Base VM Image creation
Create the reference virtual machine, with the following parameters:
- Bridge network
- Enough disk space (more than 40GB)
- 2 GB of RAM
- Setup the DVD to point to the CentOS iso image
when you install CentOS, you can specify the option ‘expert text’, for a faster OS installation with minimum set of packages.
Perform changes in the following files to setup the network configuration that will allow all cluster nodes to interact.

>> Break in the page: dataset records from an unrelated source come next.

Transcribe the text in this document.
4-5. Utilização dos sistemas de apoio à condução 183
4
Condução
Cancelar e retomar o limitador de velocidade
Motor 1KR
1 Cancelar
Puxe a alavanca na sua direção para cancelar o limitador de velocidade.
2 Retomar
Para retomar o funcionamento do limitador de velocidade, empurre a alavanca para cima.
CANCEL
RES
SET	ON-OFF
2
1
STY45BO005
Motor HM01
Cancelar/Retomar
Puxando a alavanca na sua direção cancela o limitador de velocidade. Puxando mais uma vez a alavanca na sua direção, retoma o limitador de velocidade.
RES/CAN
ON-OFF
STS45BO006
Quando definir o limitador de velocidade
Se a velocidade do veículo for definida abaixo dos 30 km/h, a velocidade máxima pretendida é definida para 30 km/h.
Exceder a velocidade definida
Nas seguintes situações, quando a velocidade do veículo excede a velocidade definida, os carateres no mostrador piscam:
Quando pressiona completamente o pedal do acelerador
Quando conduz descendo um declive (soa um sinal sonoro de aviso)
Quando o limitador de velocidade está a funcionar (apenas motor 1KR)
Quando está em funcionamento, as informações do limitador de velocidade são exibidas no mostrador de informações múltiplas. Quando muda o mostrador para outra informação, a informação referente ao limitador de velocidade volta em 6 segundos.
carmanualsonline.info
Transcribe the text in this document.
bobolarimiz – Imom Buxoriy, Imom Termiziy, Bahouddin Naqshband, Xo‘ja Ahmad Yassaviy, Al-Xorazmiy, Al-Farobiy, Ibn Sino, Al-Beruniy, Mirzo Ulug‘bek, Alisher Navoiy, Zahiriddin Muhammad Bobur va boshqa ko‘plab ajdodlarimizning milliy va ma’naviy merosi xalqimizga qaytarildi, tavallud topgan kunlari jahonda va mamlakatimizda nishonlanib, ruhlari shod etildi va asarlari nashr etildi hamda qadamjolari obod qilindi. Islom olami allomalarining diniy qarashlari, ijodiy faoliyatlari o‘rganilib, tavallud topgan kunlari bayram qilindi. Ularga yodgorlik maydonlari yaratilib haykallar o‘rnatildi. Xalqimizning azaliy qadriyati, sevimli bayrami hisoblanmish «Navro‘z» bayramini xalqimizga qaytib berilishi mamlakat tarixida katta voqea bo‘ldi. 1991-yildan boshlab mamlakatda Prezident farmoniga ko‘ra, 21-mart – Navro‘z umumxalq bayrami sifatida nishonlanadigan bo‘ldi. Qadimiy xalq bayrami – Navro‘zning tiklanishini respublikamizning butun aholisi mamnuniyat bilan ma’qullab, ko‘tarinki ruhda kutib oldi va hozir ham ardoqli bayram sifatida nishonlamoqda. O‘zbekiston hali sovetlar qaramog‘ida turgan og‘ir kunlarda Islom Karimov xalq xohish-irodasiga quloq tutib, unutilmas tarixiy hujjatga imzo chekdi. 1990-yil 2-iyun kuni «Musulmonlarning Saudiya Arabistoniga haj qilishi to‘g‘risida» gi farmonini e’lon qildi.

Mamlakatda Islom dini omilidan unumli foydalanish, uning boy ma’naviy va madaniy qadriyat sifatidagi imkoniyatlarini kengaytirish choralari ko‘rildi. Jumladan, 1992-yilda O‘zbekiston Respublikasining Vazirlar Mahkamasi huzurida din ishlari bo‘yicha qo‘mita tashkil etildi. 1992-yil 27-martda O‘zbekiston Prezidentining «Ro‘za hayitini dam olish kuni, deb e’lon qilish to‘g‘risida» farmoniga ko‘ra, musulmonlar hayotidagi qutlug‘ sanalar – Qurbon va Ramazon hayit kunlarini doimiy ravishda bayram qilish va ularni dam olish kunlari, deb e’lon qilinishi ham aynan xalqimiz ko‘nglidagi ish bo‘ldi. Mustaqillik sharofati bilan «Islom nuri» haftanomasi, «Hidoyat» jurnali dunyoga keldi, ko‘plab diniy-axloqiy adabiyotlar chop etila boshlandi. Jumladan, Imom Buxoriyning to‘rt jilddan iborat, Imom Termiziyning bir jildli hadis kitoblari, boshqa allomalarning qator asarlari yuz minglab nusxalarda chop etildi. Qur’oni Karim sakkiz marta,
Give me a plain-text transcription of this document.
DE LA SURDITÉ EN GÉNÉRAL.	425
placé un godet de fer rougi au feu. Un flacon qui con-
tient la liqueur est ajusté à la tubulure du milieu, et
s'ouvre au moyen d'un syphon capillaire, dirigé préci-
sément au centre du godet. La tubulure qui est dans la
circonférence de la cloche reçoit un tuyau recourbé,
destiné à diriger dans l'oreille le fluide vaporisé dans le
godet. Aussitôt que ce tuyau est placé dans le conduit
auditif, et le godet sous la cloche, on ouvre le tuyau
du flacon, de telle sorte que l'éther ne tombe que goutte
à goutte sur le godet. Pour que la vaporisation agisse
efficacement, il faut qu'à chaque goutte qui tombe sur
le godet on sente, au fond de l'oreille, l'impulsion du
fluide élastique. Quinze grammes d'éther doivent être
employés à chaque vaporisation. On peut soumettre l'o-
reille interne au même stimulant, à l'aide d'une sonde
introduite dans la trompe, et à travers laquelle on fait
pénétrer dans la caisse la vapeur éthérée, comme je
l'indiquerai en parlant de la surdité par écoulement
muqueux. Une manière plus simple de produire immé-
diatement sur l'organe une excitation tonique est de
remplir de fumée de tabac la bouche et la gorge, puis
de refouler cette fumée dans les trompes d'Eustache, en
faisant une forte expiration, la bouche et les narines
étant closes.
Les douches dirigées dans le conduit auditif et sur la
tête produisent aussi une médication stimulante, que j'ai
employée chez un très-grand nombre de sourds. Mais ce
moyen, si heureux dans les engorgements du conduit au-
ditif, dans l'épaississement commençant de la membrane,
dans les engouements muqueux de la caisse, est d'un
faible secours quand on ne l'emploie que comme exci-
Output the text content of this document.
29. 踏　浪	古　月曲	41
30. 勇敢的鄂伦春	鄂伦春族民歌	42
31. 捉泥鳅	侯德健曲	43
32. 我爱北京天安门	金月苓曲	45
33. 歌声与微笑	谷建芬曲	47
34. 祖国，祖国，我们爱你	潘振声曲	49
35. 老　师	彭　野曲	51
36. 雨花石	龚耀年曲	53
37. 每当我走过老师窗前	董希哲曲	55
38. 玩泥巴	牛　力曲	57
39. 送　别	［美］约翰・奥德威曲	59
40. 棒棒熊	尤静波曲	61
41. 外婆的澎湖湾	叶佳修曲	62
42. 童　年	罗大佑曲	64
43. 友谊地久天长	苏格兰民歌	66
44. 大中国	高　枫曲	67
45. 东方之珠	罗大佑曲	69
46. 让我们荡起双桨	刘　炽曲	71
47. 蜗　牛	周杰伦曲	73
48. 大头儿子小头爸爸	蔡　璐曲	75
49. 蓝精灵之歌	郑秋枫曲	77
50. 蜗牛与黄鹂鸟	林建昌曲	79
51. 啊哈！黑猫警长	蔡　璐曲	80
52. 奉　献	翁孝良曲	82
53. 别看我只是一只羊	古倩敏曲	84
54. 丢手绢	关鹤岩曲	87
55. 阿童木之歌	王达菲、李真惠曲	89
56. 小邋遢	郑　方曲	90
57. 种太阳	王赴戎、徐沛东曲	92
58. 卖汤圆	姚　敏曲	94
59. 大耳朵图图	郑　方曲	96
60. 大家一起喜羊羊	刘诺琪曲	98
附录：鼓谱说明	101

search example.com nameserver 10.0.1.1
NETWORKING=yes HOSTNAME=base.example.com GATEWAY=10.0.1.1
DEVICE=eth0 ONBOOT=yes PROTO=static IPADDR=10.0.1.200 NETMASK=255.255.255.0
Initialize the network by restarting the network services:
$> chkconfig iptables off $> /etc/init.d/network restart
Installation of VM Additions
You should now update all the packages and reboot the virtual machine:
$> yum update $> reboot
In the VirtualBox menu, select Devices, and then Insert Guest…. This insert a DVD with the iso image of the guest additions in the DVD Player of the VM, mount the DVD with the following commands to access this DVD:
$> mkdir /media/VBGuest $> mount -r /dev/cdrom /media/VBGuest
Follow instructions from this web page.
Setup Cluster Hosts
Define all the hosts in the /etc/hosts file in order to simplify the access, in case you do not have a DNS setup where this can be defined. Obviously add more hosts if you want to have more nodes in your cluster.
10.0.1.201 hadoop1.example.com hadoop1 10.0.1.202 hadoop2.example.com hadoop2 10.0.1.203 hadoop3.example.com hadoop3 10.0.1.204 hadoop4.example.com hadoop4
To also simplify the access between hosts, install and setup SSH keys and defined them as already authorized
$> yum -y install perl openssh-clients $> ssh-keygen (type enter, enter, enter) $> cd ~/.ssh $> cp id_rsa.pub authorized_keys
Modify the ssh configuration file. Uncomment the following line and change the value to no; this will prevent the question when connecting with SSH to the host.
Shutdown and Clone
At this stage, shutdown the system with the following command:
$> init 0
We will now create the server nodes that will be members of the cluster.
in VirtualBox, clone the base server, using the ‘Linked Clone’ option and name the nodes hadoop1, hadoop2, hadoop3 and hadoop4.
For the first node (hadoop1), change the memory settings to 8GB of memory. Most of the roles will be installed on this node, and therefore it is important that it have sufficient memory available.
For every node, proceed with the following operations:
Modify the hostname of the server, change the following line in the file:
Where [n] = 1..4 (up to the number of nodes)
Modify the fixed IP address of the server, change the following line in the file:
Where [n] = 1..4 (up to the number of nodes)
Let’s restart the networking services and reboot the server, so that the above changes takes effect:
$> /etc/init.d/network restart $> init 6
at this stage we have four running virtual machines with CentOS correctly configured.
Four Virtual Machines running on VirtualBox, ready to be setup in the Cloudera cluster.
Install Cloudera Manager on hadoop1
Download and run the Cloudera Manager Installer, which will simplify greatly the rest of the installation and setup process.
$> curl -O http://archive.cloudera.com/cm4/installer/latest/cloudera-manager-installer.bin $> chmod +x cloudera-manager-installer.bin $> ./cloudera-manager-installer.bin
To continue the installation, you will have to select the Cloudera free license version. You will then have to define which nodes will be used in the cluster. Just enter all the nodes you have defined in the previous steps(e.g. hadoop1.example.com) separated by a space. Click on the “Search” button. You can then used the root password (or the SSH keys you have generated) to automate the connectivty to the different nodes. Install all packages and services onto the 1st node.
Once this is done, you will select additional service components; just select everything by default. The installation will continue and will complete.
Using the Hadoop Cluster
Now that we have an operational Hadoop cluster, there are two main interfaces that you will use to operate the cluster: Cloudera Manager and Hue.
Cloudera Manager homepage, presenting cluster health dashboards
Similarly to Cloudera Manager, you can access the Hue administration site by accessing: http://hadoop1.example.com:8888, where you will be able to access the different services that you have installed on the cluster.
Hue interface, and here more specifically, an Impala saved queries window.
I have been able to create a small Hadoop cluster in probably less than a hour, largely thanks to the Cloudera Manager Installer, which simplifies the installation to the simplest of operation. It is now possible to execute and use the various examples installed on the cluster, as well as understand the interactions between the nodes. Comments and remarks are welcome!